Washington (AFP) – Strong growth in the United States has helped to lift the outlook for the world economy, but more needs to be done to stem a slide in productivity, the head of the IMF said Thursday.
“Global growth is marginally stronger on account of robust activity in the United States and in a number of emerging markets economies,” International Monetary Fund managing director Kristalina Georgieva said in a speech in Washington.
The US economy grew by a robust 2.5 percent last year, according to the Commerce Department, far outstripping most other advanced economies.
“Sustained household consumption and business investment, and an easing of supply chain problems helped,” Georgieva added.
“And inflation is going down.”
She spoke days before the IMF-World Bank spring meetings of world financial leaders in Washington, one of two such gatherings hosted annually by the international institutions.
Her remarks suggest the IMF now expects the world economy to grow faster than it predicted in January, when it forecast global growth to rise by 3.1 percent in 2024, and 3.2 percent in 2025.
“It is tempting to breathe a sigh of relief. We have avoided a global recession and a period of stagflation,” Georgieva said.

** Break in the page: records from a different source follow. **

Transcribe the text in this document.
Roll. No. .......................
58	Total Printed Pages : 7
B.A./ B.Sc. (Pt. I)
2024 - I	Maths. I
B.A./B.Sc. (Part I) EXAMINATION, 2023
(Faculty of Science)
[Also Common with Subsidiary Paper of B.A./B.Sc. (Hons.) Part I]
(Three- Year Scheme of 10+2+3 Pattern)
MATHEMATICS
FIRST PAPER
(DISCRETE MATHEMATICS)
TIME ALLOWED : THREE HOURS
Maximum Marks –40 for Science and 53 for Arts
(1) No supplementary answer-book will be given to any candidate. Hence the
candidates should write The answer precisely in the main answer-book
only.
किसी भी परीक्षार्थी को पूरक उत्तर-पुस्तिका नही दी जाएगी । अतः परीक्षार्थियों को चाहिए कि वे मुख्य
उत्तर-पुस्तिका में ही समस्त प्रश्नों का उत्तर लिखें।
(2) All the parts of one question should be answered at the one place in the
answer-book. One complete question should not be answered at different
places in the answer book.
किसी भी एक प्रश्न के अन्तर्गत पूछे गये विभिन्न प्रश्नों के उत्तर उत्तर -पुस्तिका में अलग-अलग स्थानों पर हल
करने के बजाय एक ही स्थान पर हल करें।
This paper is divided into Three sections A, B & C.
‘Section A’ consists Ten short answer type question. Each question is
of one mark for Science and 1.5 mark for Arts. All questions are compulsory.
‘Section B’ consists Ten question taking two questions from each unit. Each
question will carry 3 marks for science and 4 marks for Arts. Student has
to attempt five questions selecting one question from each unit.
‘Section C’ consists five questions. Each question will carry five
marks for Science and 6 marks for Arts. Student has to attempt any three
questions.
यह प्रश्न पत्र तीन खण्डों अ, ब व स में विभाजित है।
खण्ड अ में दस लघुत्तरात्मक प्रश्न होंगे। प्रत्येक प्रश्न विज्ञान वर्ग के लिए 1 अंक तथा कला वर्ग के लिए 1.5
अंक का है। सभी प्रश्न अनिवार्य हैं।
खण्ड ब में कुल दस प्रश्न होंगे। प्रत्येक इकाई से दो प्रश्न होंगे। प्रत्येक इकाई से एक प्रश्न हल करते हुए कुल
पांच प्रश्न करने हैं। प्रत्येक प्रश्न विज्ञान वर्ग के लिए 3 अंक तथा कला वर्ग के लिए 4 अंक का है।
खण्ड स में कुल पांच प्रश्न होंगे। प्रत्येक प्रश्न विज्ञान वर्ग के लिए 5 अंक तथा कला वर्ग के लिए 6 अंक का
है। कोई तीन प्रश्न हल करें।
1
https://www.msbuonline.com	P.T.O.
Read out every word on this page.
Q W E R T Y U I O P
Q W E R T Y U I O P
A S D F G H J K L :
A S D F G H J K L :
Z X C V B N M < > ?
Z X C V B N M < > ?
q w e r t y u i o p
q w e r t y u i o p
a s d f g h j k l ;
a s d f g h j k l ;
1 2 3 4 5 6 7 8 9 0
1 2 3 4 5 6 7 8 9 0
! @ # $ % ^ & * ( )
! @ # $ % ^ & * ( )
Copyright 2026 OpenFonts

“But there are still plenty of things to worry about.”
– Geopolitical tension –
A challenge Georgieva mentioned was rising geopolitical tension, which increases the risk of fragmentation in the global economy.
“We have to buckle up for more to come,” she told a question-and-answer session when asked if volatility is the new normal in international affairs.
Georgieva also noted that while China, the world’s second biggest economy, has taken steps to address problems in its struggling property sector, “they can do more.”
This includes being more decisive in dealing with failing companies and directing support towards uncompleted construction, given the key role real estate has in boosting people’s confidence.
Beijing also needs to improve domestic demand and deal with issues like local government debt, she said, stressing that China contributes a third of global growth and is important for the world.
Georgieva also broadly highlighted the challenges of growing public debt and a “broad-based slowdown in productivity.”
Because of this, the IMF expects growth to remain at just above three percent over the medium term — below its historical average.
To help the global economy to heal and fix the productivity challenge, Georgieva laid out steps to bring global inflation and public debt back down to sustainable levels, and also called for moves to eliminate “constraints to economic activity.”
“In short, if there is a market failure that needs to be addressed — such as accelerating innovation to address the existential threat of climate change — there is a case for government intervention, including through industrial policy,” she said.
“If there is no market failure, there is a need for caution,” she added.